Hiding the Wound-Homage to Mr Freud, Coming Out, Walker Art Gallery, Liverpool
© www.anniewrightphotography.com

I’m absolutely delighted that my work Hiding the Wound – Homage to Mr Freud (1979) is part of the Coming Out exhibition, which has just opened at Liverpool’s Walker Art Gallery. The show celebrates the diversity of LBGT voices over the last 50 years since the first steps were taken in the decriminalising of homosexuality in the United Kingdom.

According to the information accompanying Hiding the Wound, “the title of this artwork refers to the psychoanalyst Sigmund Freud (1856-1939) It also refers to his theory known as the Oedipus Complex. This suggested that women believed that they had been wounded, or castrated, when they discovered they didn’t have a penis as a child.

“Wright was active in the women’s liberation movement during the 1970s. Her practice at that time explored gender and sexuality through photography and performance.

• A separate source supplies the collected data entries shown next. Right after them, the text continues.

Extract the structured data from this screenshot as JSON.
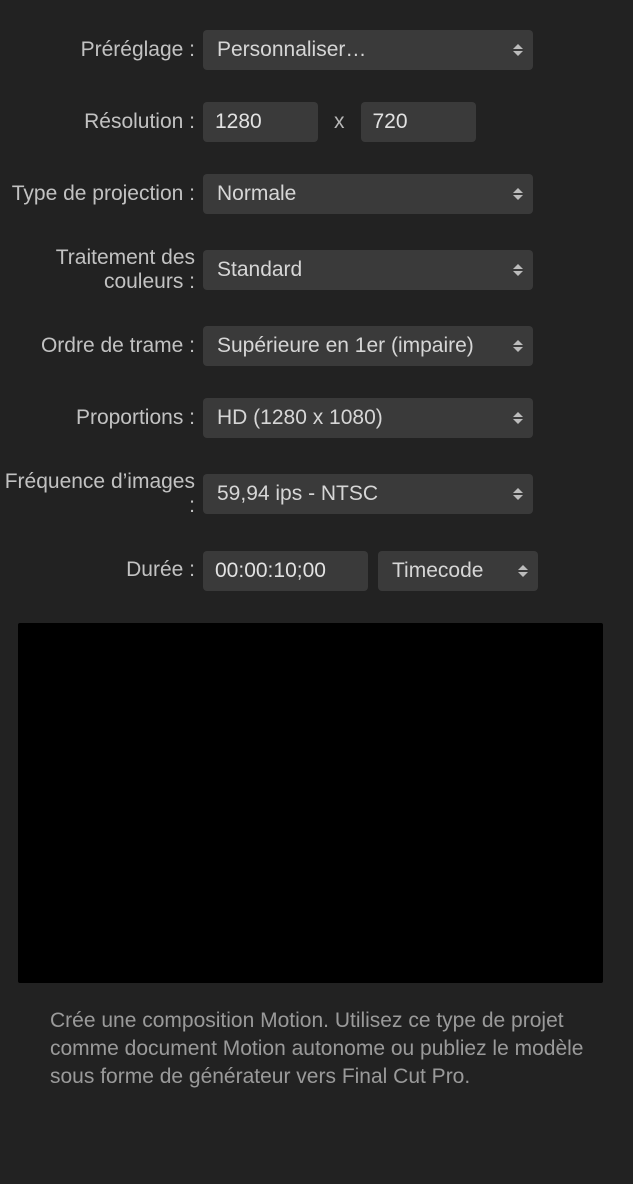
{
  "labels": {
    "preset": "Préréglage :",
    "resolution": "Résolution :",
    "projection": "Type de projection :",
    "color": "Traitement des couleurs :",
    "fieldorder": "Ordre de trame :",
    "aspect": "Proportions :",
    "framerate": "Fréquence d’images :",
    "duration": "Durée :"
  },
  "values": {
    "preset": "Personnaliser…",
    "res_w": "1280",
    "res_sep": "x",
    "res_h": "720",
    "projection": "Normale",
    "color": "Standard",
    "fieldorder": "Supérieure en 1er (impaire)",
    "aspect": "HD (1280 x 1080)",
    "framerate": "59,94 ips - NTSC",
    "duration_tc": "00:00:10;00",
    "duration_mode": "Timecode"
  },
  "description": "Crée une composition Motion. Utilisez ce type de projet comme document Motion autonome ou publiez le modèle sous forme de générateur vers Final Cut Pro."
}
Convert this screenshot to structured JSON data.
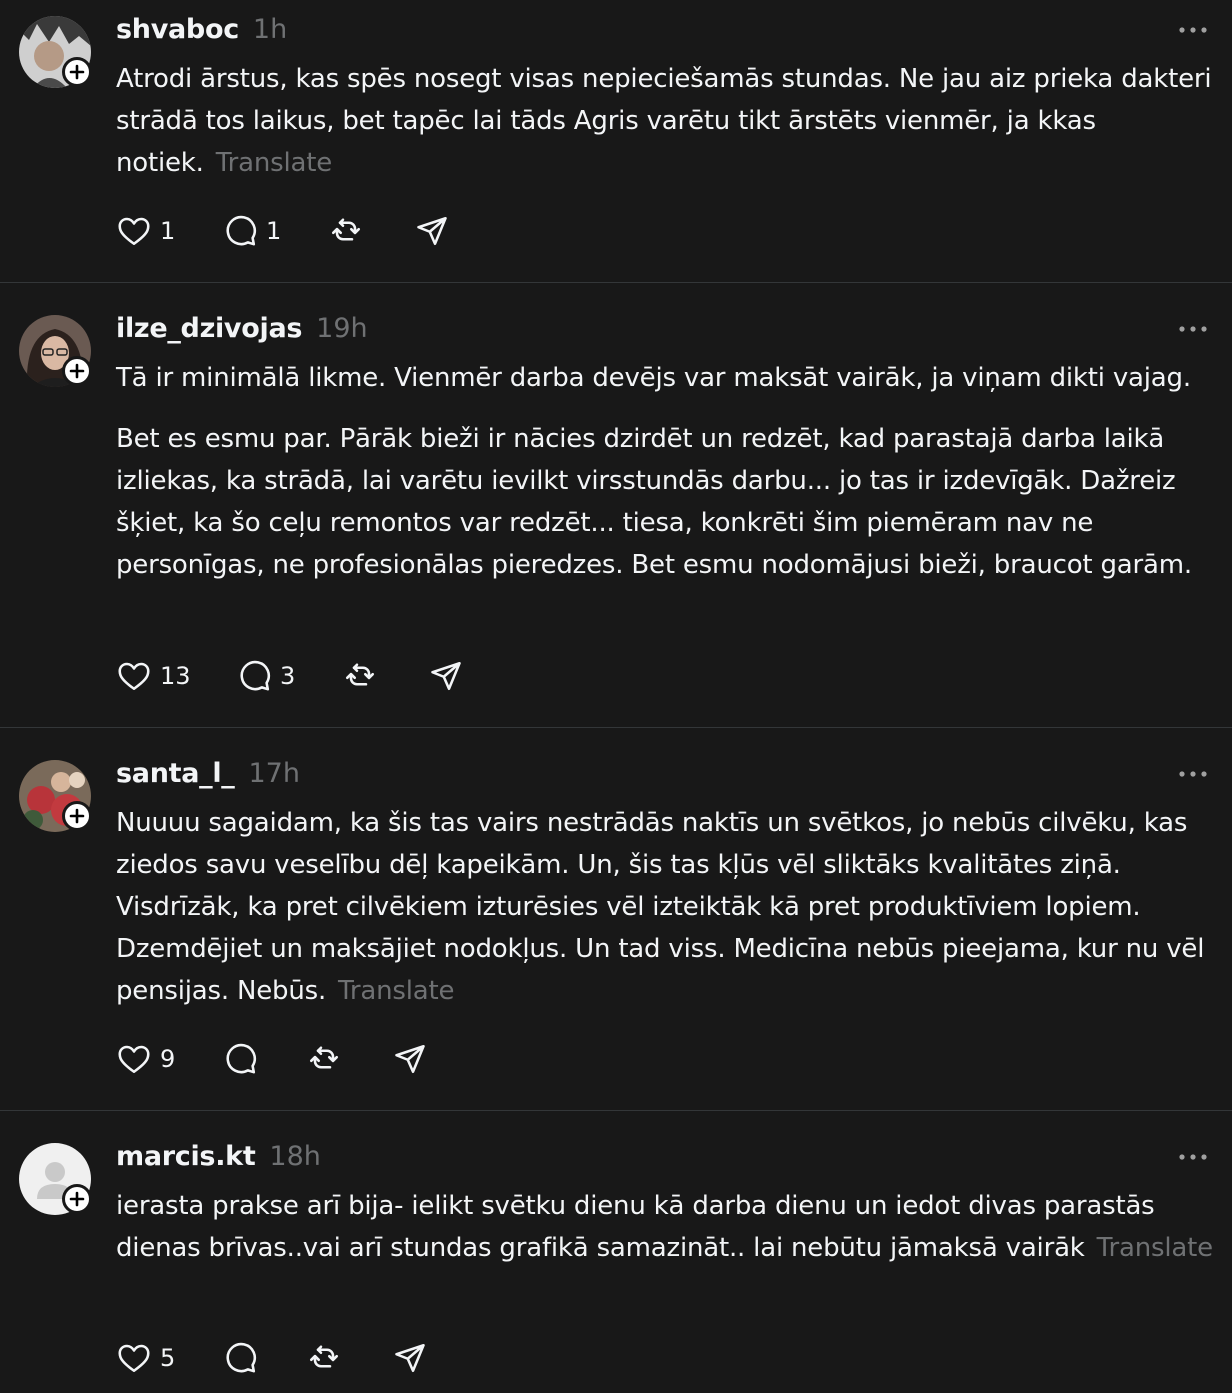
{
  "posts": [
    {
      "username": "shvaboc",
      "time": "1h",
      "paragraphs": [
        "Atrodi ārstus, kas spēs nosegt visas nepieciešamās stundas. Ne jau aiz prieka dakteri strādā tos laikus, bet tapēc lai tāds Agris varētu tikt ārstēts vienmēr, ja kkas notiek."
      ],
      "translate": "Translate",
      "likes": "1",
      "replies": "1",
      "avatar": "user-photo"
    },
    {
      "username": "ilze_dzivojas",
      "time": "19h",
      "paragraphs": [
        "Tā ir minimālā likme. Vienmēr darba devējs var maksāt vairāk, ja viņam dikti vajag.",
        "Bet es esmu par. Pārāk bieži ir nācies dzirdēt un redzēt, kad parastajā darba laikā izliekas, ka strādā, lai varētu ievilkt virsstundās darbu... jo tas ir izdevīgāk. Dažreiz šķiet, ka šo ceļu remontos var redzēt... tiesa, konkrēti šim piemēram nav ne personīgas, ne profesionālas pieredzes. Bet esmu nodomājusi bieži, braucot garām."
      ],
      "translate": "",
      "likes": "13",
      "replies": "3",
      "avatar": "user-photo"
    },
    {
      "username": "santa_l_",
      "time": "17h",
      "paragraphs": [
        "Nuuuu sagaidam, ka šis tas vairs nestrādās naktīs un svētkos, jo nebūs cilvēku, kas ziedos savu veselību dēļ kapeikām. Un, šis tas kļūs vēl sliktāks kvalitātes ziņā. Visdrīzāk, ka pret cilvēkiem izturēsies vēl izteiktāk kā pret produktīviem lopiem. Dzemdējiet un maksājiet nodokļus. Un tad viss. Medicīna nebūs pieejama, kur nu vēl pensijas. Nebūs."
      ],
      "translate": "Translate",
      "likes": "9",
      "replies": "",
      "avatar": "user-photo"
    },
    {
      "username": "marcis.kt",
      "time": "18h",
      "paragraphs": [
        "ierasta prakse arī bija- ielikt svētku dienu kā darba dienu un iedot divas parastās dienas brīvas..vai arī stundas grafikā samazināt.. lai nebūtu jāmaksā vairāk"
      ],
      "translate": "Translate",
      "likes": "5",
      "replies": "",
      "avatar": "default-person-icon"
    }
  ],
  "icons": {
    "like": "heart-icon",
    "reply": "comment-icon",
    "repost": "repost-icon",
    "share": "send-icon",
    "more": "more-dots-icon",
    "follow": "plus-icon"
  },
  "colors": {
    "background": "#181818",
    "text": "#f3f5f7",
    "muted": "#6f7173",
    "divider": "#333638"
  }
}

This work, she explains, ‘by means of sewing, a so-called feminine activity, responds to the female experience under male supremacy.'”

For me, it was always a quite light-hearted piece, a visual joke at the expense of Freudian solemnity.

About the exhibition

The Walker Art Gallery will mark the 50th anniversary of the partial decriminalisation of male homosexual acts in England and Wales (1967 Sexual Offences Act) with a major exhibition drawn from the Arts Council Collection and its own collections.

Coming Out: Sexuality, Gender and Identity will bring together a diverse range of artists who have used their work to explore sexuality and gender identity since 1967.The exhibition will reveal the findings of over two years of research by the Gallery into LGBT history, visual culture, its collection and the Arts Council Collection, revealing hidden queer histories and institutional blind spots that will be addressed through the exhibition’s programme of events and performances. 

The exhibition will include artists David Hockney, Steve McQueen, LINDER, James Richards and Sarah Lucas among others, as well as new acquisitions to the Walker’s collection, generously funded by the Art Fund New Collecting Award scheme.